The authors found differences in operative approach between the groups. Patients at HMHs were slightly more likely to undergo an open thoracotomy than at LMHs (adjusted odds ratio [OR], 3.15 [95% confidence interval (CI), 1.00–9.93]). Patients were less likely to undergo a thoracoscopic lung resection at HMHs than at LMHs (adjusted OR, 0.31 [95% CI, 0.10–0.99]).

There were no significant differences between the hospitals with regard to overall complication rate, at 23.3% in HMHs vs 15.6% in LMHs, for an adjusted OR of 1.79 (95% CI, 0.99–3.21). Rates of prophylactic antibiotic administration were similar between the groups, though HMHs were more likely to continue giving the antibiotics more than 24 hours after the procedure.

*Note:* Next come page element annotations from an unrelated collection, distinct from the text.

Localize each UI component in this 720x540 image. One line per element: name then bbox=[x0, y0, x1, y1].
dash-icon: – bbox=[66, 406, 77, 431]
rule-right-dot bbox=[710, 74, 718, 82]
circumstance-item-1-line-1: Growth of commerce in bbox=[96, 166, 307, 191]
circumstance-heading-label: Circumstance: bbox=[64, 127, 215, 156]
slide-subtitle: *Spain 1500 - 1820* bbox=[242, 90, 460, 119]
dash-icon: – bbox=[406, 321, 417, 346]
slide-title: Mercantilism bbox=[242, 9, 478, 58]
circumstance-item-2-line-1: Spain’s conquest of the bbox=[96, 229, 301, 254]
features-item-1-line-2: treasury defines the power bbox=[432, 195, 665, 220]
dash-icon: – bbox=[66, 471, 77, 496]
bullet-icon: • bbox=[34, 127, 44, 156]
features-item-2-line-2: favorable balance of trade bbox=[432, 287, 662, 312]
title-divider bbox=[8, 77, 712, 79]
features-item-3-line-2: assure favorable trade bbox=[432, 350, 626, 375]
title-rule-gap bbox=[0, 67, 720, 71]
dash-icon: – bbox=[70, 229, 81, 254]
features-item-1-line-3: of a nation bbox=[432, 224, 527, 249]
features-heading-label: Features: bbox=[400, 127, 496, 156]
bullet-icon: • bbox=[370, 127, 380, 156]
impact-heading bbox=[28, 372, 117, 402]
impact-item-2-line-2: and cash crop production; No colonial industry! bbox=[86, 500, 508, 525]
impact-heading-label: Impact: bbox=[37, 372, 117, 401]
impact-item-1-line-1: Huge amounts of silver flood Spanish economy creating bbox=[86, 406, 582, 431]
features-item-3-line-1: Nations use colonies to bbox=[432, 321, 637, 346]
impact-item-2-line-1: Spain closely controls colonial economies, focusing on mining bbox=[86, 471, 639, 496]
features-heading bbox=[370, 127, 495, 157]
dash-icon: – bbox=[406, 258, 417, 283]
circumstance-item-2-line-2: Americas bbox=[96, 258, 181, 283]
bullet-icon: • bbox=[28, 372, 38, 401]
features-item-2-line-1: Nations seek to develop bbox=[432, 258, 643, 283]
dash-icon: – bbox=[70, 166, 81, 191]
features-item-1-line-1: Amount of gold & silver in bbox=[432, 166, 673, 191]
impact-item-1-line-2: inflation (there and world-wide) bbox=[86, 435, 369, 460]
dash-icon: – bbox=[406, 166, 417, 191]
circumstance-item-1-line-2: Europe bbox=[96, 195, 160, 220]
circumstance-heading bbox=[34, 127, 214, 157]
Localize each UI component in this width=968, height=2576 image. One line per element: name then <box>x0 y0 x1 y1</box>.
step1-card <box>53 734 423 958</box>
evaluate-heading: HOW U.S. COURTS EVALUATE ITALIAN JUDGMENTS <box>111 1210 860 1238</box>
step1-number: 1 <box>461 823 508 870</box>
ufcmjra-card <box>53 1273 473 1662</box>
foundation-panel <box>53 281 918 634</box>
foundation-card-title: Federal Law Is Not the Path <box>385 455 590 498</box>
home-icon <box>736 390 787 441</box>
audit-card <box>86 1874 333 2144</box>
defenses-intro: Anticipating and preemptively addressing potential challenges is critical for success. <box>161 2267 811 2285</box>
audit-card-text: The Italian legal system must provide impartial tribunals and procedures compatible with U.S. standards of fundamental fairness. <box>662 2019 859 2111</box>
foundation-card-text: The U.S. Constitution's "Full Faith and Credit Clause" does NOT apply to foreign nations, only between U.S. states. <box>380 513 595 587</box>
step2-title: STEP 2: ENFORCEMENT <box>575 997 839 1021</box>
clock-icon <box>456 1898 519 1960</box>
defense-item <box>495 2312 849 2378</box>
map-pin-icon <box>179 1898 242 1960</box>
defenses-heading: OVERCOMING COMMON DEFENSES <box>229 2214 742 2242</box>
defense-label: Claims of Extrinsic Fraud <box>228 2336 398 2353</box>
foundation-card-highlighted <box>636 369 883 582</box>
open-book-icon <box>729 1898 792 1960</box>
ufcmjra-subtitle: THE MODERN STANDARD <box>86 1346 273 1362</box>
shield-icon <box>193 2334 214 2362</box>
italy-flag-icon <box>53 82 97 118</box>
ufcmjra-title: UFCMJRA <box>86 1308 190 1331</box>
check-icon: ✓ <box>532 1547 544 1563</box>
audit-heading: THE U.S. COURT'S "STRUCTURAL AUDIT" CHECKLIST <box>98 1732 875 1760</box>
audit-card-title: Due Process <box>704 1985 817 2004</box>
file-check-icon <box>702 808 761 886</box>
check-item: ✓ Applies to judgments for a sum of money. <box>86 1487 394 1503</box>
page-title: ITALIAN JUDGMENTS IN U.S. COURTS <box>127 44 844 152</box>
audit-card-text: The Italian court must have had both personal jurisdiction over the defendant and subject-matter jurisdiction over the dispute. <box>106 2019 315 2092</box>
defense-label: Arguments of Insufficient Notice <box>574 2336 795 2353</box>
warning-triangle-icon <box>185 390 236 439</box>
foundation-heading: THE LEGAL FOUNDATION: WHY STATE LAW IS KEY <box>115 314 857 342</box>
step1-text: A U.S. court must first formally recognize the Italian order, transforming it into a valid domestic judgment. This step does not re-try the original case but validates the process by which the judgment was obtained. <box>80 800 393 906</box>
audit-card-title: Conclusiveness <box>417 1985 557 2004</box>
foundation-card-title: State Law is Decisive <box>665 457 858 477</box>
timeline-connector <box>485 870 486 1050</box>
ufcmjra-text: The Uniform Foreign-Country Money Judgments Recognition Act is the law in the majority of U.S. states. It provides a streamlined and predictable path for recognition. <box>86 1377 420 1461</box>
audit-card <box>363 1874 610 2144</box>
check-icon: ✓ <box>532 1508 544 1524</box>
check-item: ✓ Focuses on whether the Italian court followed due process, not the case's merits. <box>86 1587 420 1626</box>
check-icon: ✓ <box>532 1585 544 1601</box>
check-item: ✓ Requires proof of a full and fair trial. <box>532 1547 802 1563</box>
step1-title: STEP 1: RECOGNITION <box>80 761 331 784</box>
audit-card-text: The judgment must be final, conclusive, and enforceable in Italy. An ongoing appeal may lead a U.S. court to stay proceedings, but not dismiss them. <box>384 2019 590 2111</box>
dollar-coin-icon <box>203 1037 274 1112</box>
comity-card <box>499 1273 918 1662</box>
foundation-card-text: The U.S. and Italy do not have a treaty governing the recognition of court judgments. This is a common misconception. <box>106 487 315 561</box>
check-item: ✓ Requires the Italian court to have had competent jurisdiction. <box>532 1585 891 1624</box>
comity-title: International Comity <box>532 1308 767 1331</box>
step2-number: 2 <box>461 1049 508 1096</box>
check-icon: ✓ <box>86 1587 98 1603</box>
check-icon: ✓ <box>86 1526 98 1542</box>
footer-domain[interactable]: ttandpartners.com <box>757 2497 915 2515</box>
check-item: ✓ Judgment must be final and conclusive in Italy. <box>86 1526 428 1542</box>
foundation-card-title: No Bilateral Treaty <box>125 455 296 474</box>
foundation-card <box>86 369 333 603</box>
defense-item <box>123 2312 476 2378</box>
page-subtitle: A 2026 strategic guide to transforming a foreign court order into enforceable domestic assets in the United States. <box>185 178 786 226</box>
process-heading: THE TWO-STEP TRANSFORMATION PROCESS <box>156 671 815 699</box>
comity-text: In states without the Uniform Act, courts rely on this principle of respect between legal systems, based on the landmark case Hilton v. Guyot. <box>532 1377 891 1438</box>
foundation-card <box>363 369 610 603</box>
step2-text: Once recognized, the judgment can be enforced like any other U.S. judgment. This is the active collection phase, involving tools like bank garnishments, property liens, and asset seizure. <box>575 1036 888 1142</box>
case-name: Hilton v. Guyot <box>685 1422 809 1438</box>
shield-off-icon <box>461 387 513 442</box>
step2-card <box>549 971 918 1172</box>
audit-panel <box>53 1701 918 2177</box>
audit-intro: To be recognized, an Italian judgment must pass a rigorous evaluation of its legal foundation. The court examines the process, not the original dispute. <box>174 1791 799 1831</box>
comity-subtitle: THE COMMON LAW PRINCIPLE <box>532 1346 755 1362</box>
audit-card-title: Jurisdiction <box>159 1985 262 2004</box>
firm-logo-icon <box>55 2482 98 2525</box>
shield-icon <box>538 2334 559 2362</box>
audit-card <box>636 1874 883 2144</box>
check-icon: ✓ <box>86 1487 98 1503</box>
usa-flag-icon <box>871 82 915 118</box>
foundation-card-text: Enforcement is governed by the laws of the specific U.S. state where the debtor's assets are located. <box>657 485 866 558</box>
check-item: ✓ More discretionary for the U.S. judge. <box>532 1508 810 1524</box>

There was a significant difference with regard to failure to rescue for any complication; failure to rescue was more likely to occur at HMHs, with an adjusted OR of 6.55 (95% CI, 1.44–29.88). The authors highlighted this difference as a potential reason for the variation in mortality rates.

“Our findings suggest that variations in mortality rates between LMHs and HMHs may be driven by practices related to identification and effective management of complications rather than processes targeted at prevention of adverse events,” they concluded.